Microarray data40 were retrieved from the GEO (GSE71729). First, we compared liver or lung metastasis samples to primary tumor samples to derive liver or lung metastasis-specific DEGs. Second, we performed analogous comparison of normal liver or lung versus normal pancreas samples. The tumor and normal gene sets were then intersected to identify liver and lung tumor-specific signatures by filtering out DEGs in the normal organs. Pathway enrichment analysis was performed on the resulting organ-specific or tumor-specific gene sets using enrichR70 and the top enriched TFs were plotted using combined scores in bar plot format.

scRNA-seq analysis

scRNA-seq data37 were retrieved from the GEO (GSE155698). Cells were retained using filters ‘min.cells > 100, nFeature_RNA > 500, nCount_RNA > 2,500, percent.mt < 25’. SCTransform was used to regress out the percentage of mitochondrial RNA and nearest neighbors were found using FindNeighbors with dims = 1:30. Clusters were identified using resolution = 0.8 and cell types were annotated using R packages celldex, SingleR and Azimuth with custom gene sets80,81. Only ductal and acinar cells were retained for calculating gene signature scores from our mouse multiomic data using AddModuleScore from Seurat80,81. FeaturePlot was used to visualize the differential peak openings from our mouse LiverOPEN and LungOPEN ATAC signatures, as well as gene signatures for gastric-like and progenitor-like cells from previously published datasets36. The Pearson correlation coefficient was used to quantify the relationship between these signature scores.

IHC analysis

Biopsied or surgically resected primary tumors, liver and lung metastases from 17 PDAC patients were obtained under a biospecimen research protocol approved by the MSKCC Institutional Review Board (protocol 22-159). All participants provided preprocedure informed consent. Participants were not compensated. Participants were both male and female, with an age range of 55–82 years at recruitment. Archival formalin-fixed, paraffin-embedded clinical tissue blocks were identified by database search and chart review and procurement was overseen by an expert pathologist (U.B.). IHC staining was performed as described above and signal intensity was estimated on a scale of 0 to 5 (none to strongest signal).

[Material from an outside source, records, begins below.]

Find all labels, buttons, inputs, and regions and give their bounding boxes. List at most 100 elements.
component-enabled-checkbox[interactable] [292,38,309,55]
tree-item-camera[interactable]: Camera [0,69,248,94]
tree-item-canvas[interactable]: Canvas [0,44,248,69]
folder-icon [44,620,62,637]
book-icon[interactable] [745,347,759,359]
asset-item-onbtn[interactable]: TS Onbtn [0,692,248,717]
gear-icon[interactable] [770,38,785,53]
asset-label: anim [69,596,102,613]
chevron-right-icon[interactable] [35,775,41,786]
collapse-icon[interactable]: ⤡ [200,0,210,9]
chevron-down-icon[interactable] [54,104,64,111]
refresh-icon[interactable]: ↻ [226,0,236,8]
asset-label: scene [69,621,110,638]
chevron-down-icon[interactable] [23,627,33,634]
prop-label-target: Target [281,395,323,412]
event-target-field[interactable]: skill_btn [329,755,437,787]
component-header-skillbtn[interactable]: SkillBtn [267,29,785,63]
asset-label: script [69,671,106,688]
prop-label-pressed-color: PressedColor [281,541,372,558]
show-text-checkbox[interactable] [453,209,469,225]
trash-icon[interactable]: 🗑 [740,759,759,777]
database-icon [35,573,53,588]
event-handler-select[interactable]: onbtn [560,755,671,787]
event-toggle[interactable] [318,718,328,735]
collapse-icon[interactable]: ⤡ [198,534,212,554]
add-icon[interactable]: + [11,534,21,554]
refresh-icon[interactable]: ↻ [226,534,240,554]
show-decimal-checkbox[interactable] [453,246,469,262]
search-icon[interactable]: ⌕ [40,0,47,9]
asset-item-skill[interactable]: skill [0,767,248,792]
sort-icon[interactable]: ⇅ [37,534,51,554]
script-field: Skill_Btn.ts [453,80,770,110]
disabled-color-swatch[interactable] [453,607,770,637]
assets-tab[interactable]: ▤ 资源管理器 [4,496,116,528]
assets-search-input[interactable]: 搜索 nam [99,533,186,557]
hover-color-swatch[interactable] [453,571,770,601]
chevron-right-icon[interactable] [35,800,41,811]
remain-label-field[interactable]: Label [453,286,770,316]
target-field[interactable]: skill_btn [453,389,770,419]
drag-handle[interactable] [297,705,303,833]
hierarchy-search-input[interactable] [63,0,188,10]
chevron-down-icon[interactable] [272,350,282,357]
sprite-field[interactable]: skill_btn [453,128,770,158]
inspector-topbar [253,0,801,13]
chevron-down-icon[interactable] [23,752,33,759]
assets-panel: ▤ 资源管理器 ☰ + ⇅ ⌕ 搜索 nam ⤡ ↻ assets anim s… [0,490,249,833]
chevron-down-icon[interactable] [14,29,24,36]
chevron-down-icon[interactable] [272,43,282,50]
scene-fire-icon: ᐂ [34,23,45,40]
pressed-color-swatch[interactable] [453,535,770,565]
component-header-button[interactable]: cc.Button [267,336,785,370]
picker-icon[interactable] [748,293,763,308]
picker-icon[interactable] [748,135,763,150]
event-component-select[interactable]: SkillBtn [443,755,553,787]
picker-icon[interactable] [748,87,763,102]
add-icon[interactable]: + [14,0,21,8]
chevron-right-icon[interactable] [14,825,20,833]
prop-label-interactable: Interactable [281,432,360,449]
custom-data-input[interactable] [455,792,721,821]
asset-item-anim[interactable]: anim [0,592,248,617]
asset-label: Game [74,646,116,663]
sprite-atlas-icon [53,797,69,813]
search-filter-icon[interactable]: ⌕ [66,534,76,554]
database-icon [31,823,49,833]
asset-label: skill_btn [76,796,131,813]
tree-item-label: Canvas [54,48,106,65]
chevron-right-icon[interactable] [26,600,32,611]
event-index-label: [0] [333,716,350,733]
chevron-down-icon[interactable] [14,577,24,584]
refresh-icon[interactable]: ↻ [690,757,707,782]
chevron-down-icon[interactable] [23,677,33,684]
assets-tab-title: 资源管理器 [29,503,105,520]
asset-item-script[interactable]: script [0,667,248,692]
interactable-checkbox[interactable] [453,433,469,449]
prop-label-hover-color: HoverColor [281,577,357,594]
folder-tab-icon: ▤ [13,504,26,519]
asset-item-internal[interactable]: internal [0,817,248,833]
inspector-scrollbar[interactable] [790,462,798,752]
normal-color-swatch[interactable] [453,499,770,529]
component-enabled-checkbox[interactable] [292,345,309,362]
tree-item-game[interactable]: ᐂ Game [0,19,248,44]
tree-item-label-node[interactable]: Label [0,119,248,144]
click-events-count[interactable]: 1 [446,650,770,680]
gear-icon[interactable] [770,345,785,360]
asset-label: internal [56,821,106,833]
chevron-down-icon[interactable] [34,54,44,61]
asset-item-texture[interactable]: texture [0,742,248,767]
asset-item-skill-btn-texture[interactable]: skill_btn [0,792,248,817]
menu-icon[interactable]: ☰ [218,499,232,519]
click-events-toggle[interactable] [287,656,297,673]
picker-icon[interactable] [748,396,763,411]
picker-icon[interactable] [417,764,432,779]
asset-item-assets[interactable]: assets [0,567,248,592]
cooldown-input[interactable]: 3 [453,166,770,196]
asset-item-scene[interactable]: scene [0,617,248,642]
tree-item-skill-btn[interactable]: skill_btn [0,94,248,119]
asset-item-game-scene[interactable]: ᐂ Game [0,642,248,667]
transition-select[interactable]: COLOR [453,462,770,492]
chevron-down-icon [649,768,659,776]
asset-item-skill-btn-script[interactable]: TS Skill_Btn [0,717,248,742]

Statistics and reproducibility

Statistical analyses were performed with GraphPad Prism (version 9), R (version 4.3.1) and Python (version 3.6.4). Sample size, error bars, statistical methods and exact P values are reported in each figure and/or associated legend. No statistical methods were used to predetermine sample sizes but our sample sizes are similar to those reported in previous publications21,35,36. No data were excluded from the analysis, unless specifically noted. For Smad4 restoration experiments, mice were randomized into +Dox versus −Dox groups. For IHC and IF experiments, random fields of view were used for quantification as described above. The other experiments were not randomized. The investigators were not blinded to allocation during experiments and outcome assessment, unless specifically noted. For pairwise comparisons, the Kolmogorov–Smirnov test was used to compare distributions and determine the appropriate test for comparison of means or medians (t-test or Mann–Whitney U-test). For other analyses, data distribution was assumed to be normal but this was not formally tested.

Reporting summary

Further information on research design is available in the Nature Portfolio Reporting Summary linked to this article.